We’d all be better off to incorporate the Italian story of “I will take actions today that contribute to both my well-being and the well-being of others” into our lives. Which, ironically, just so happens to be the best way to build a secure future.
Fine Art Miracles (FAM) does a similar thing. We champion creative expression as a gateway to the well-being of the elderly and other underserved populations (and by proxy their caregivers and loved ones!) How? Creative expression! The act of making is a way to take much needed action today that creates feelings of significance, relevance, self-worth, community, pride and achievement. All of which combat depression, anxiety, social isolation, and “lo stress.”

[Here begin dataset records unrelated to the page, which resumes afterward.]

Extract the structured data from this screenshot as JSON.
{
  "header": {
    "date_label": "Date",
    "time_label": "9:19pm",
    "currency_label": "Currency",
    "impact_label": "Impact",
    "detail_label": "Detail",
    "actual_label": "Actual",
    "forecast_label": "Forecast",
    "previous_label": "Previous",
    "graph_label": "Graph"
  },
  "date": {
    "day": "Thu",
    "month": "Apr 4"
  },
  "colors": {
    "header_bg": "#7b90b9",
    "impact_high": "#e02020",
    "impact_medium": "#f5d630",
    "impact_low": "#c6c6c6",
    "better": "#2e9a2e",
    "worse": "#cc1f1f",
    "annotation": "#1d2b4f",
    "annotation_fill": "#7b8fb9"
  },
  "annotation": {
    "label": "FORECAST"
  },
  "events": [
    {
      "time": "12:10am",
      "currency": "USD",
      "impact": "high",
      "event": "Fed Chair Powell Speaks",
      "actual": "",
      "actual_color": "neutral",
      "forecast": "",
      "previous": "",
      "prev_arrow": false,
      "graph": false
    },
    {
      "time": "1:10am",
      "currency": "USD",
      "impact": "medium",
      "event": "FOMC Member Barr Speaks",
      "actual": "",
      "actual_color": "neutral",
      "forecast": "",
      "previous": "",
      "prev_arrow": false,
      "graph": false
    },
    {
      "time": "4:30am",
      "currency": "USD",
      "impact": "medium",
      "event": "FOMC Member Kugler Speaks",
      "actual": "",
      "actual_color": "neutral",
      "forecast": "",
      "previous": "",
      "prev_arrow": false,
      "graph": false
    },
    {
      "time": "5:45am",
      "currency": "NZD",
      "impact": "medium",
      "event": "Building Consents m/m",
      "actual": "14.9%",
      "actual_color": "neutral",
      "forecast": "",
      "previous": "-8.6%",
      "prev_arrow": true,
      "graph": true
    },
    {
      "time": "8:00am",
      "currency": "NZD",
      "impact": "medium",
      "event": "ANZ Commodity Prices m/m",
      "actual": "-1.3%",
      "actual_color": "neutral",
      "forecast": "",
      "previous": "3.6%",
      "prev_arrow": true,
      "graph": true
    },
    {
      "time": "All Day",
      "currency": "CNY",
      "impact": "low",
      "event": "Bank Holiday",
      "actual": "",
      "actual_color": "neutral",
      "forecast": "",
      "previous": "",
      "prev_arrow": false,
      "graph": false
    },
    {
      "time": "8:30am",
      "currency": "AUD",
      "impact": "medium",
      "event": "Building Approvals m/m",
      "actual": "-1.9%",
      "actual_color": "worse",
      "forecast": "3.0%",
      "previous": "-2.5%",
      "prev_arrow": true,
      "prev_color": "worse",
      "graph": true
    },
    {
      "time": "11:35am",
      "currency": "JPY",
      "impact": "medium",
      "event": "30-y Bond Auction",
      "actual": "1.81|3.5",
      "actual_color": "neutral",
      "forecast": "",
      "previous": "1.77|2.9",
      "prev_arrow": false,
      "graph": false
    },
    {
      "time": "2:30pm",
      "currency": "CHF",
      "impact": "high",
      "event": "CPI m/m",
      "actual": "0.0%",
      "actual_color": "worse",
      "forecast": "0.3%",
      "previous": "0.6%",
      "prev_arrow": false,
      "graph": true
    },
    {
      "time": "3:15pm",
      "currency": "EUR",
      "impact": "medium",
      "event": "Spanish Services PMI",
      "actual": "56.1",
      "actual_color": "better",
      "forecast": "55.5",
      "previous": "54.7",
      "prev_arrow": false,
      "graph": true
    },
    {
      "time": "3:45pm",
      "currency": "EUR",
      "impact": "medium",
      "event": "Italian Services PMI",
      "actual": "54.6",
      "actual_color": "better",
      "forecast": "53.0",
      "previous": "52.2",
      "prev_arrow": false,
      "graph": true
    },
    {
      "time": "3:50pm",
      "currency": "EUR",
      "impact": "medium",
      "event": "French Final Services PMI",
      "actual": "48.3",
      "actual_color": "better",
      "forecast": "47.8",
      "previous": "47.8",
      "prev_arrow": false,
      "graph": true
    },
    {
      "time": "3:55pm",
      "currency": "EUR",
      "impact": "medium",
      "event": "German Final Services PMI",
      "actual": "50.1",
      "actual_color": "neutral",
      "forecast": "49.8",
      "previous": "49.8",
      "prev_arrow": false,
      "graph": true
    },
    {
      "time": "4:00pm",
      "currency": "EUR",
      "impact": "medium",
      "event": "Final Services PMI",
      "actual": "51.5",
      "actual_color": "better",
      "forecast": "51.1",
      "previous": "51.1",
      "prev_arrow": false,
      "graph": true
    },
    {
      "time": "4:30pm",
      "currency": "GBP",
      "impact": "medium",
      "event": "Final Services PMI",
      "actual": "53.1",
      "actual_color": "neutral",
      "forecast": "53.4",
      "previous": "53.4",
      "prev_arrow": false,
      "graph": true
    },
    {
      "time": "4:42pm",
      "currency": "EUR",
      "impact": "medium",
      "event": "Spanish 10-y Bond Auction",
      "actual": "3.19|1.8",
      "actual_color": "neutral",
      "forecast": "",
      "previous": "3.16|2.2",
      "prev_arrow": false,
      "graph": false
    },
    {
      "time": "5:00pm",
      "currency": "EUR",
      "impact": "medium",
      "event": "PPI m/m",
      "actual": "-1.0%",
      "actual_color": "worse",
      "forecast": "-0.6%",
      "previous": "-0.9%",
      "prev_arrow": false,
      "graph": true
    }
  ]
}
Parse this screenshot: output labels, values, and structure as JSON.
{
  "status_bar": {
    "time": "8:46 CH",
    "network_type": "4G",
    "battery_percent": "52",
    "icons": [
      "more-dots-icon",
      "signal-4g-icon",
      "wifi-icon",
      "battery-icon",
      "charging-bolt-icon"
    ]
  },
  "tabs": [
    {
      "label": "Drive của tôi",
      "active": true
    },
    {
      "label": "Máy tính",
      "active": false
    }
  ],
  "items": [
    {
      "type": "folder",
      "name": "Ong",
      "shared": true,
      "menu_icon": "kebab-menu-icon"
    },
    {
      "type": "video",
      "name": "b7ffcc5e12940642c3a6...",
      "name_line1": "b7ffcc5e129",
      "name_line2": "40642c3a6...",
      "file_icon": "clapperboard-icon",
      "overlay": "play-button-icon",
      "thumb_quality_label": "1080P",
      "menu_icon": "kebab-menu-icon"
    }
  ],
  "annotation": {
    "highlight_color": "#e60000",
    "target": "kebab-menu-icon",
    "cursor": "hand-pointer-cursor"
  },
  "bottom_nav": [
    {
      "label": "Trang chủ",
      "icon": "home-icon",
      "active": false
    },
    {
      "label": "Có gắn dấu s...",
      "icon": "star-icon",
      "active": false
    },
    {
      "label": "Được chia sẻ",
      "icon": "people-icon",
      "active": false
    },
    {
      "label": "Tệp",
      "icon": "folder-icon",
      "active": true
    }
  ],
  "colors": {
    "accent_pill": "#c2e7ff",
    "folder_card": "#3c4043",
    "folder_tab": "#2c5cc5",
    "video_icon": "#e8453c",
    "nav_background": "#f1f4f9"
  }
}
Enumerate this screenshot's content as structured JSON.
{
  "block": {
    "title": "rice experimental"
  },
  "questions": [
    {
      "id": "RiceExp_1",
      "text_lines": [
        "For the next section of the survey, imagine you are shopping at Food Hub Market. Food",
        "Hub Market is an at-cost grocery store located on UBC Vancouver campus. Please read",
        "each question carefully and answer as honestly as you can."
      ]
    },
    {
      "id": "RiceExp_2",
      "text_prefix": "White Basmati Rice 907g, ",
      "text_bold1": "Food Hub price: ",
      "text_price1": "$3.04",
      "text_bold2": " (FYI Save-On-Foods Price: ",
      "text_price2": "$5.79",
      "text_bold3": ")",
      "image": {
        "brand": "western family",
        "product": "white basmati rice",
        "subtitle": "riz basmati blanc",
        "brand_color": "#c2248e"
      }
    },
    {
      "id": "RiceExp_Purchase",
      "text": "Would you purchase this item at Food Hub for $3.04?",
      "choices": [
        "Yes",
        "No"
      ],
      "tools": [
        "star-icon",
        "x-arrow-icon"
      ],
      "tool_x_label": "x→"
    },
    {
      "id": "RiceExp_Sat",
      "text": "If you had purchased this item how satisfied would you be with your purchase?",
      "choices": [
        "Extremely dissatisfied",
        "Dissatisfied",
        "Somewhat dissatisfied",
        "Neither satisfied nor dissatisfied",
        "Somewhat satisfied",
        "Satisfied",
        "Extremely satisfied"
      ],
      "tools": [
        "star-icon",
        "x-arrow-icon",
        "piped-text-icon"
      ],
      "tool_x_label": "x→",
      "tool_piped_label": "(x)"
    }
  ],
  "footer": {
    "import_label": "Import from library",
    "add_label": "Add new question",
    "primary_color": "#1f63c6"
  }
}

Check out FAM’s Art Therapy, Music Therapy, Dance & Movement Therapy if you’d like to break the cycle of “pushing through” and make real change for yourself and the vulnerable people you help every day. Plus it’s just plain fun – September’s ART2GO package is all about Georgia O’Keefe Floral Portraits, a perfect way to add color as summer winds down and we look forward to Autumn. Please reach out and drop us a note or give us a call if you have any questions!
Well, I’m off to go grab a slice. Ever since I started thinking about Italy I just couldn’t get this one pizza joint near my house off my mind – they make more of a traditional Italian pizza than an American pie, which I don’t mind at all.